Rob Howard / 05.03.2015See All Event Posts Follow Event
Alex Pilkington
Alex Pilkington / © Rob Howard

Into the 5th night and the 6th day of the race the weather was still giving the teams and the organisation some additional challenges, and teams were still racing hard to the finish line.

The rising wind on the furthest part of paddle course had caused teams a lot of difficulty as the afternoon of Day 5 progressed, with the wind and chop causing a couple of capsizes and both Team Chimpanzee Bar and Bivouac Inov-8 pulled ashore for their safety.  Race safety boats were out there and the coastguard as well, and when Bivouac got going again they followed along behind. Chimpanzee Bar were not so sure of themselves in the conditions and ceded a place Bivouac as they waited to get going again.

The final paddle course was shortened by this time and was still difficult as the winds kept blowing and increasing.  At one point in the night the marshals on the shore at the finish called for help as kayaks were blowing off trailers. When Team BMAC Cycle World were paddling in the night the winds forced them ashore on the short course.  They managed to get going again but after this the paddle was called off entirely and teams then followed a cycle track around the shore and back to the finish from the final TA.

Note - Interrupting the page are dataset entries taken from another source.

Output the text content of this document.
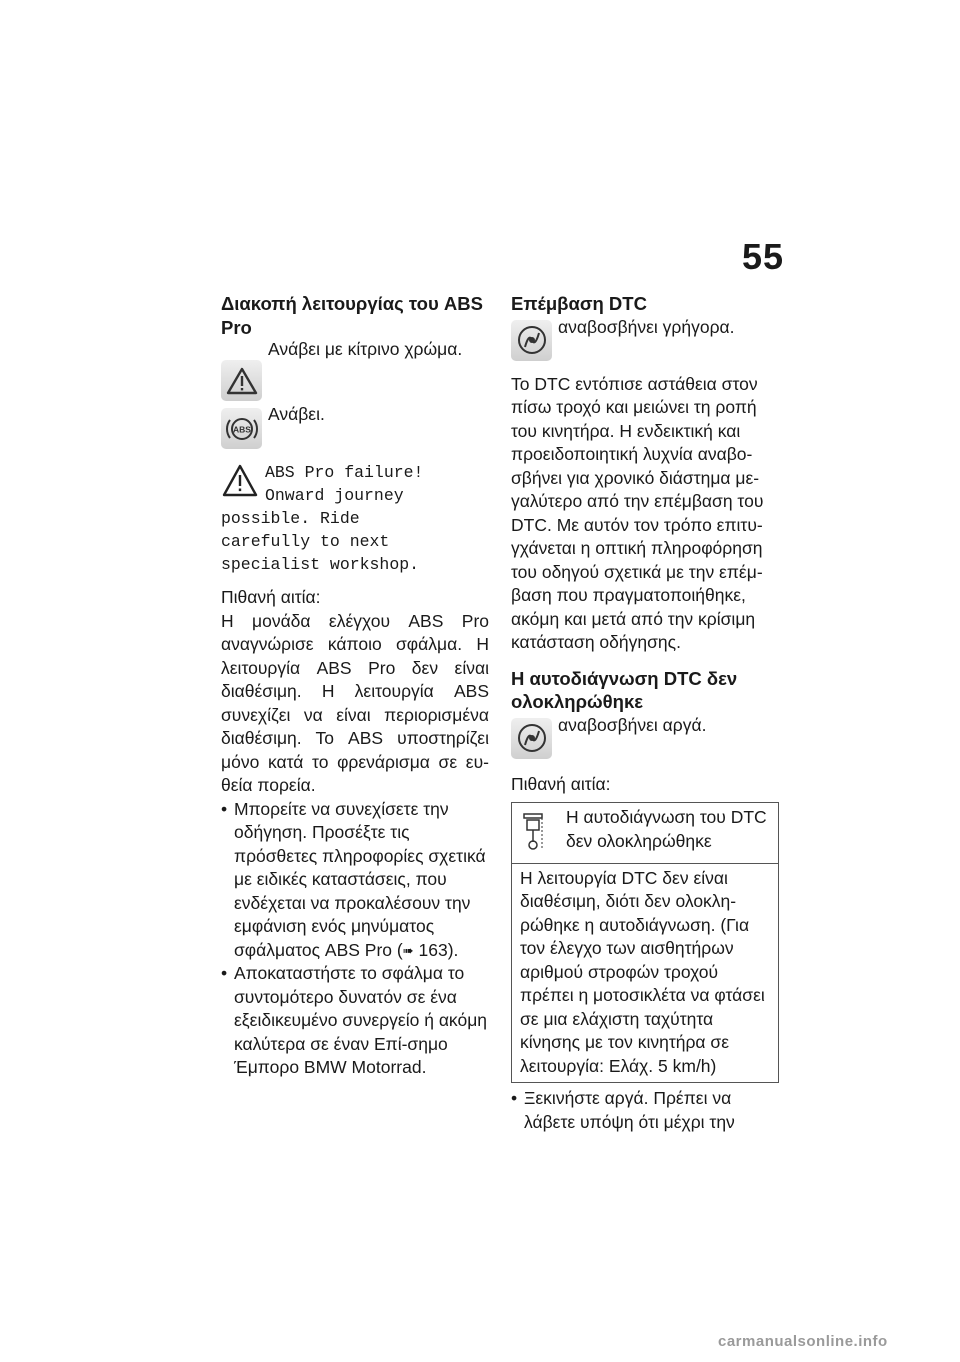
55
Διακοπή λειτουργίας του ABS Pro

Ανάβει με κίτρινο χρώμα.

ABS

Ανάβει.

ABS Pro failure!
Onward journey
possible. Ride
carefully to next
specialist workshop.

Πιθανή αιτία:

Η μονάδα ελέγχου ABS Pro αναγνώρισε κάποιο σφάλμα. Η λειτουργία ABS Pro δεν είναι διαθέσιμη. Η λειτουργία ABS συνεχίζει να είναι περιορισμένα διαθέσιμη. Το ABS υποστηρίζει μόνο κατά το φρενάρισμα σε ευ-θεία πορεία.

• Μπορείτε να συνεχίσετε την οδήγηση. Προσέξτε τις πρόσθετες πληροφορίες σχετικά με ειδικές καταστάσεις, που ενδέχεται να προκαλέσουν την εμφάνιση ενός μηνύματος σφάλματος ABS Pro (➠ 163).
• Αποκαταστήστε το σφάλμα το συντομότερο δυνατόν σε ένα εξειδικευμένο συνεργείο ή ακόμη καλύτερα σε έναν Επί-σημο Έμπορο BMW Motorrad.
Επέμβαση DTC

αναβοσβήνει γρήγορα.

Το DTC εντόπισε αστάθεια στον πίσω τροχό και μειώνει τη ροπή του κινητήρα. Η ενδεικτική και προειδοποιητική λυχνία αναβο-σβήνει για χρονικό διάστημα με-γαλύτερο από την επέμβαση του DTC. Με αυτόν τον τρόπο επιτυ-γχάνεται η οπτική πληροφόρηση του οδηγού σχετικά με την επέμ-βαση που πραγματοποιήθηκε, ακόμη και μετά από την κρίσιμη κατάσταση οδήγησης.

Η αυτοδιάγνωση DTC δεν ολοκληρώθηκε

αναβοσβήνει αργά.

Πιθανή αιτία:

Η αυτοδιάγνωση του DTC δεν ολοκληρώθηκε

Η λειτουργία DTC δεν είναι διαθέσιμη, διότι δεν ολοκλη-ρώθηκε η αυτοδιάγνωση. (Για τον έλεγχο των αισθητήρων αριθμού στροφών τροχού πρέπει η μοτοσικλέτα να φτάσει σε μια ελάχιστη ταχύτητα κίνησης με τον κινητήρα σε λειτουργία: Ελάχ. 5 km/h)
• Ξεκινήστε αργά. Πρέπει να λάβετε υπόψη ότι μέχρι την
carmanualsonline.info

The closest finish of the night was between team GBR Lakesmultisport and Breen Homes who finished in that order 5 minutes apart for 7th and 8th places, and the British team admitted that if the paddle had gone ahead it might well have been the other way around.

Their team has considerable experience of long races, with full course finishes for Anthony Emmet and Alex Pilkington in both the French and Costa Rican World Champs (both of which had very few full course finishers) and they were joined by experienced Kiwi racer Seamus Miekle.  However, for Jo Thom it was a first expedition race, and the team were delighted with their result, one of the best by any visiting international team.

Even so the terrain and toughness of the course here had been an eye-opener for them. Alex Pilkington, sporting a nasty black eye after losing an argument with a rock, said, “We found the stages all a few hours too long and arduous. We allowed 30% to 50% extra on the estimated times for our planning but it was more like 100% and were out of food at every transition.”

Anthony Emmet added, “The trouble is you never know how brutal a race is going to be until it’s too late and you are really beaten up. I think if we’d slept more earlier in the race we might have done better – but you don’t know that at the time.”

“The grasses and tussocks here are sharp and spiky,” Pilkington added, “and we planned our route to avoid the marshy areas, as in the UK you’d sink into them.  That was a mistake as here they were soft underfoot and easy to cross.  As a navigator I also found that making the 21 degree magnetic declination adjustment was something extra to think about all the time, while I’m sure the Kiwis just do it as second nature. I struggled with the maps a bit too as they are better at home. Here you’d get bluffed out when nothing was marked on the map, so that took a bit of adjustment.”

 “We shared the navigation. Seamus helped, I did the treks and Ant did the bike rides and the ‘magic forest’ orienteering. We called it that because at night in there is was pretty freaky and we did 12 of the CP’s at night before deciding to sleep.”

They passed the Breen Homes team in the orienteering stage and managed to hang on to their place to the end, just.  Breen Homes were the local Wanaka family team, with legendary racers Andrea and Keith Murray coming back to racing in their 50’s to compete with their sons, Charlie (18) and Craig (16).  Their 8th place was a fantastic result and their tactics a little different to most teams. They carried a big tent and air mattresses and slept more than any other teams right from the start of the race, a tactic that paid off.

Race Director Warren Bates said, “They took a family camping holiday on Godzone!” The team had a rousing reception in the middle of the night with music pumping out of the back a truck at the finish and a specially prepared ski with 4 drinking glasses attached, which they all drank from in a line at once.

Some more prizes were awarded in the night at well. Team Next Generation finished in 6th place and won the Young Guns trophy and the One Direction team were awarded the Legends trophy – the team has a combined age of 209!

Teams are still coming into the finish line on Friday and the race is now preparing the Rugby Club HQ for this afternoon’s social and BBQ as the weather is very wet and everyone needs to come inside.